Осада города началась вовсе не так, как представлялось пацанам, уличным гаврошам, которые уже изготовились к многодневному планомерному обстрелу из орудий и минометов, свирепым налетам пикировщиков, перемежавшихся с волнами атакующих пехотных цепей. Все оказалось как-то буднично и неинтересно.
   В этот день Фагот вместе с несколькими членами отряда заводской обороны продолжали демонтировать и приводить в негодность оборудование цехов. Посередине двора горел большой костер, куда бросали папки с чертежами многолетних заказов, снятые со станков электромоторы, бухты запасной высоковольтной проводки, пластмассовые переключатели, промасленную обтирку, чтобы костер не гас, не ленился трудиться. Пламя каждый раз меняло свою окраску, в зависимости от того, что в него было брошено. Дым то серел и шипел от чего-то малогорючего, то начинал закручиваться в бурые завихрения. Из столовой уборщица баба Паша приперла целый столб вложенных одна в другую алюминиевых мисок. Она собиралась было бросить их тоже в огонь, чтобы оплавились и пришли в негодность, но ей не дали это сделать, чтобы не замедлять горение, а вручили лом, которым она принялась долбать посудины, азартно приговаривая, должно быть, адресуясь к вражеским солдатам: "Вот вам! Вот вам! Нате, ешьте теперя!.."

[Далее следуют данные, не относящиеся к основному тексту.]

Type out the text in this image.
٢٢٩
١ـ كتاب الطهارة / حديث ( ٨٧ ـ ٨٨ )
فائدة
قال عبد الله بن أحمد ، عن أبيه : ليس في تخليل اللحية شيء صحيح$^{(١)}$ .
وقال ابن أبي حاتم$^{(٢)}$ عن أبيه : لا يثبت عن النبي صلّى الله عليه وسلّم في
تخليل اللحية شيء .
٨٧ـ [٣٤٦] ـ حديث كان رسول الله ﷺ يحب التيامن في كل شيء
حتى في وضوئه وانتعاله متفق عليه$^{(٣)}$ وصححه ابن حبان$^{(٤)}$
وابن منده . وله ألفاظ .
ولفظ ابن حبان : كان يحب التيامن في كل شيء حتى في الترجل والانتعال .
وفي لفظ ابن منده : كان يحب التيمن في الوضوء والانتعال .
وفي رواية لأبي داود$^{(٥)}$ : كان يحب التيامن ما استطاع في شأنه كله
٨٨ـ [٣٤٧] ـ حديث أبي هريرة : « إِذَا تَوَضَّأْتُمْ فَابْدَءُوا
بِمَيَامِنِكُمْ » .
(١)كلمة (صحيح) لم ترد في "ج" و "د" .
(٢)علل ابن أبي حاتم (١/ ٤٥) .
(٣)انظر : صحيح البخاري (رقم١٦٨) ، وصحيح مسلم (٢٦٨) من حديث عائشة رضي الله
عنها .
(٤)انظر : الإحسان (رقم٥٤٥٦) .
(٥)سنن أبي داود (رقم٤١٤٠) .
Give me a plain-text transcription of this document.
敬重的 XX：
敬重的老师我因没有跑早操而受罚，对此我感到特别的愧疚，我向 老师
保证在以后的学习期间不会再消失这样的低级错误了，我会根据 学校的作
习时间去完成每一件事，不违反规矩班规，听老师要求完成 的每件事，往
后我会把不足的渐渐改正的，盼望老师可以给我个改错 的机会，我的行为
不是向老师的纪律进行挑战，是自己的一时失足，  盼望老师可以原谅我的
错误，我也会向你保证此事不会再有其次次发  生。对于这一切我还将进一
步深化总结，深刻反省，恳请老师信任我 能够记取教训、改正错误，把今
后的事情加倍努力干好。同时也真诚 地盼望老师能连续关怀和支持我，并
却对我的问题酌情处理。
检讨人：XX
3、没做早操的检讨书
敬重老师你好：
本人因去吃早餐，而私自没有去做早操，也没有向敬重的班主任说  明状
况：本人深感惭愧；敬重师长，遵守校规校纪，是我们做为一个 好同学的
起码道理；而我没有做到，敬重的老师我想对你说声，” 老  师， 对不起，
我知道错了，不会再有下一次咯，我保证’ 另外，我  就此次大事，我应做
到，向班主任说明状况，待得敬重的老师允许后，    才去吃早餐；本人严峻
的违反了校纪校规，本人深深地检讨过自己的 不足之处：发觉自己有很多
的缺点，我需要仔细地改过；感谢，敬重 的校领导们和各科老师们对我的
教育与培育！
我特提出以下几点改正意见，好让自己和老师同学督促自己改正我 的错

   Заводской дым смешивался с уличными дымами, было тяжко дышать, слезились глаза, першило в горле, и Фагот время от времени выбегал за ворота, чтобы отдышаться и одновременно послушать, что делалось там, на передовой. Но за воротами было так же дымно и непроглядно, особенно от пожаров на близкой городской товарной станции, питавшейся специальной железнодорожной веткой. Со стороны Московских шпилей и Казацкой слободы доносились нестройные, разрозненные, как бы лишенные злобы винтовочные хлопки, которые потом надолго затихали, и было не понять, кто куда стрелял и кто куда девался.
   Помимо территориальной обороны, куда входил Фагот, на заводе сколотили еще и ополченческий отряд, комиссарить в котором райком назначил кадровика по фэзэошке Гвоздалева. У Зайнуллина закончился срок пребывания на излечении, и его тоже куда-то забрали, а руководство дворовым отрядом передали дядь Леше, недавнему Фаготову наставнику.
   Отряд Гвоздалева, состоявший из восемнадцати добровольцев, занял оборону на северной окраине, где-то возле трепельного поселка, и теперь оставшиеся тут волновались и переживали: "Как там наши?"
   Но уже под вечер Гвоздалев неожиданно объявился в заводском дворе. На его груди на шейной петле висела забинтованная рука с алым подтеком выше кисти. Но сам он по виду нисколько не унывал и находился в приподнятом и даже в каком-то радостном возбуждении.
   - А-а, пустяк! - усмехнулся он, когда баба Паша, глядя на повязку, принялась сердобольно квохтать и страшиться глазами. - Малость зацепило! Зато мы ему дали как следует! Век будет помнить!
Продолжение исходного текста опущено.